Los casos más comunes en los que se necesita realizar este tratamiento son:

  1. Caries profundas
    • Cuando la caries avanza tanto que alcanza la pulpa, produciendo dolor intenso y sensibilidad al frío, calor o dulce.
  2. Traumatismos dentales
    • Un golpe fuerte puede fracturar el diente o lesionar el nervio, incluso sin que haya caries visibles.
  3. Infecciones o abscesos
    • Si las bacterias llegan al nervio, se produce una infección que puede extenderse al hueso y generar inflamación, pus y dolor al morder.

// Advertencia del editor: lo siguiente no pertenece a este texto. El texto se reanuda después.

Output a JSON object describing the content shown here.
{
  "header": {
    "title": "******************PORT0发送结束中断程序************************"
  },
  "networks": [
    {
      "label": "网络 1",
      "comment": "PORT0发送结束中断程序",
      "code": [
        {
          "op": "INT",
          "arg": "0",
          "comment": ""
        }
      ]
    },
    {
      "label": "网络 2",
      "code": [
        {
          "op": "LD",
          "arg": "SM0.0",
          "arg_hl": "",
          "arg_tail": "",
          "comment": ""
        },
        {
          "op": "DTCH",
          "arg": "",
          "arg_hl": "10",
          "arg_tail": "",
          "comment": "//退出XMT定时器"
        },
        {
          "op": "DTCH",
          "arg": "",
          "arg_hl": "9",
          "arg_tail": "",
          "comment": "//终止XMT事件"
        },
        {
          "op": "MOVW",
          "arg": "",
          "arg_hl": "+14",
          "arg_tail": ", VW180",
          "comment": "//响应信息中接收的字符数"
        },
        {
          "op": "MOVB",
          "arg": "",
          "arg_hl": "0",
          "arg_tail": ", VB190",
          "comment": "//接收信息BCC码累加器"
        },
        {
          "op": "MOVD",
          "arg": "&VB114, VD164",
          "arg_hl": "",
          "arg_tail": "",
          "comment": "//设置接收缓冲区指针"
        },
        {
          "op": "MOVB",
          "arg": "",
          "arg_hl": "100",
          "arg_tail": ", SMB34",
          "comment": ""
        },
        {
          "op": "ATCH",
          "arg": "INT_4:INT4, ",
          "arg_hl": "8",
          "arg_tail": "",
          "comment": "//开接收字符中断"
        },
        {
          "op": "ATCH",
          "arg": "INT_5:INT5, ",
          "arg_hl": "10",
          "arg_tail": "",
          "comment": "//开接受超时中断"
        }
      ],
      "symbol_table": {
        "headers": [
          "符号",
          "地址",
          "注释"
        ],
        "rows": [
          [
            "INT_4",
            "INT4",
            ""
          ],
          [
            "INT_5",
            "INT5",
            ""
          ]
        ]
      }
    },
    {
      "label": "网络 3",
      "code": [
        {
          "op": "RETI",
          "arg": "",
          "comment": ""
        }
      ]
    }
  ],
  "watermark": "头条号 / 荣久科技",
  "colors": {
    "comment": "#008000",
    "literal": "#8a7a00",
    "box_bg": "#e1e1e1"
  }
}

  4. Tratamientos dentales repetidos en la misma pieza
    • Restauraciones o empastes muy grandes, o realizados varias veces en el mismo diente, pueden debilitar y dañar la pulpa.
  5. Fracturas dentales
    • Cuando la fractura deja expuesto el nervio, la endodoncia es necesaria para salvar la pieza.

En otras palabras, la endodoncia es necesaria cuando el diente ya no puede “curarse solo” y el nervio no es recuperable. Es la alternativa para conservar la pieza natural, evitar extracciones y aliviar el dolor del paciente.